Review Rules Periodically
Business expenses change. You might switch suppliers, add new subscriptions, or cancel services. Review your bank rules quarterly and remove or update any that are no longer relevant.
Use Suggested Rules
Xero suggests rules based on how you have categorised similar transactions in the past. These suggestions appear in the reconciliation screen. If a suggestion is accurate, accept it and create the rule to save time on future transactions.
Going Beyond Bank Rules with AI
Bank rules are powerful but have limitations:
- They only work for transactions that match specific patterns
- New or unusual transactions are not covered
- You need to create and maintain rules manually
- Complex scenarios require multiple conditions
This is where AI-powered categorisation adds value. Tools like SortBooks use machine learning to categorise transactions that bank rules miss. The AI learns from your entire transaction history - not just pre-defined rules - and understands context that simple pattern matching cannot.
For example, a bank rule might categorise all payments to "Bunnings" as "Materials." But the AI knows that in your consulting business, a Bunnings purchase is more likely "Office Supplies." It adapts based on your specific business context.
The combination of bank rules (for predictable, recurring transactions) and AI (for everything else) creates a system where the vast majority of transactions are categorised automatically, leaving you to handle only the genuine exceptions.
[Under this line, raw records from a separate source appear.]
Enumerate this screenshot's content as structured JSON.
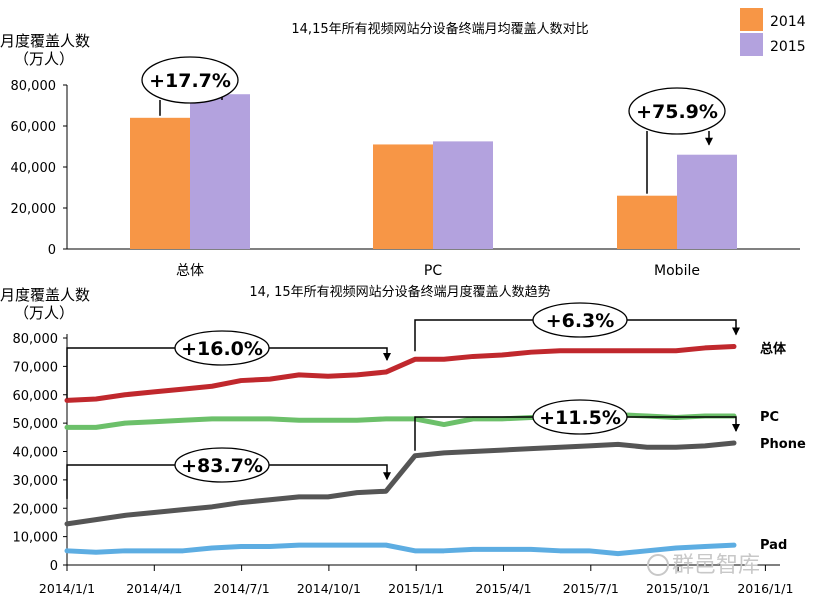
{
  "chart_data": [
    {
      "type": "bar",
      "title": "14,15年所有视频网站分设备终端月均覆盖人数对比",
      "ylabel": "月度覆盖人数（万人）",
      "ylabel_line1": "月度覆盖人数",
      "ylabel_line2": "（万人）",
      "categories": [
        "总体",
        "PC",
        "Mobile"
      ],
      "series": [
        {
          "name": "2014",
          "color": "#F79646",
          "values": [
            64000,
            51000,
            26000
          ]
        },
        {
          "name": "2015",
          "color": "#B3A2DE",
          "values": [
            75500,
            52500,
            46000
          ]
        }
      ],
      "ylim": [
        0,
        80000
      ],
      "yticks": [
        "0",
        "20,000",
        "40,000",
        "60,000",
        "80,000"
      ],
      "legend": "top-right",
      "grid": false,
      "annotations": [
        {
          "category": "总体",
          "text": "+17.7%"
        },
        {
          "category": "Mobile",
          "text": "+75.9%"
        }
      ]
    },
    {
      "type": "line",
      "title": "14, 15年所有视频网站分设备终端月度覆盖人数趋势",
      "ylabel_line1": "月度覆盖人数",
      "ylabel_line2": "（万人）",
      "x": [
        "2014/1",
        "2014/2",
        "2014/3",
        "2014/4",
        "2014/5",
        "2014/6",
        "2014/7",
        "2014/8",
        "2014/9",
        "2014/10",
        "2014/11",
        "2014/12",
        "2015/1",
        "2015/2",
        "2015/3",
        "2015/4",
        "2015/5",
        "2015/6",
        "2015/7",
        "2015/8",
        "2015/9",
        "2015/10",
        "2015/11",
        "2015/12"
      ],
      "xticks": [
        "2014/1/1",
        "2014/4/1",
        "2014/7/1",
        "2014/10/1",
        "2015/1/1",
        "2015/4/1",
        "2015/7/1",
        "2015/10/1",
        "2016/1/1"
      ],
      "yticks": [
        "0",
        "10,000",
        "20,000",
        "30,000",
        "40,000",
        "50,000",
        "60,000",
        "70,000",
        "80,000"
      ],
      "ylim": [
        0,
        80000
      ],
      "grid": false,
      "series": [
        {
          "name": "总体",
          "color": "#C0282D",
          "values": [
            58000,
            58500,
            60000,
            61000,
            62000,
            63000,
            65000,
            65500,
            67000,
            66500,
            67000,
            68000,
            72500,
            72500,
            73500,
            74000,
            75000,
            75500,
            75500,
            75500,
            75500,
            75500,
            76500,
            77000
          ]
        },
        {
          "name": "PC",
          "color": "#6CC06A",
          "values": [
            48500,
            48500,
            50000,
            50500,
            51000,
            51500,
            51500,
            51500,
            51000,
            51000,
            51000,
            51500,
            51500,
            49500,
            51500,
            51500,
            52000,
            52000,
            52500,
            53000,
            52500,
            52000,
            52500,
            52500
          ]
        },
        {
          "name": "Phone",
          "color": "#555555",
          "values": [
            14500,
            16000,
            17500,
            18500,
            19500,
            20500,
            22000,
            23000,
            24000,
            24000,
            25500,
            26000,
            38500,
            39500,
            40000,
            40500,
            41000,
            41500,
            42000,
            42500,
            41500,
            41500,
            42000,
            43000
          ]
        },
        {
          "name": "Pad",
          "color": "#5DADE2",
          "values": [
            5000,
            4500,
            5000,
            5000,
            5000,
            6000,
            6500,
            6500,
            7000,
            7000,
            7000,
            7000,
            5000,
            5000,
            5500,
            5500,
            5500,
            5000,
            5000,
            4000,
            5000,
            6000,
            6500,
            7000
          ]
        }
      ],
      "annotations": [
        {
          "text": "+16.0%",
          "series": "总体"
        },
        {
          "text": "+6.3%",
          "series": "总体"
        },
        {
          "text": "+11.5%",
          "series": "Phone"
        },
        {
          "text": "+83.7%",
          "series": "Phone"
        }
      ]
    }
  ],
  "watermark": "群邑智库"
}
Measuring Your Automation Rate
Track how many transactions you are manually categorising each month. As you add bank rules and automation tools, this number should steadily decrease. A well-optimised system automates 80-95% of transactions, leaving you with just the unusual items that genuinely need human judgment.
Troubleshooting Bank Rules
Rule is not matching: Check the payee spelling in the rule against how it actually appears in your bank feed. Bank feeds sometimes abbreviate or format names differently than you expect.
Rule matching the wrong transactions: Your conditions are too broad. Add more specific conditions or use the "does not contain" option to exclude certain matches.
Multiple rules matching the same transaction: Xero applies rules in priority order. Drag rules to reorder them so more specific rules are checked first.
Rule applied incorrectly: You can undo a rule match in the reconciliation screen and recategorise manually. Then edit the rule to prevent the same issue in future.
Bank rules are a foundational tool for efficient bookkeeping in Xero. Combined with AI-powered automation, they transform reconciliation from a tedious manual process into a quick review-and-confirm workflow. The time you invest in setting up good rules pays back many times over.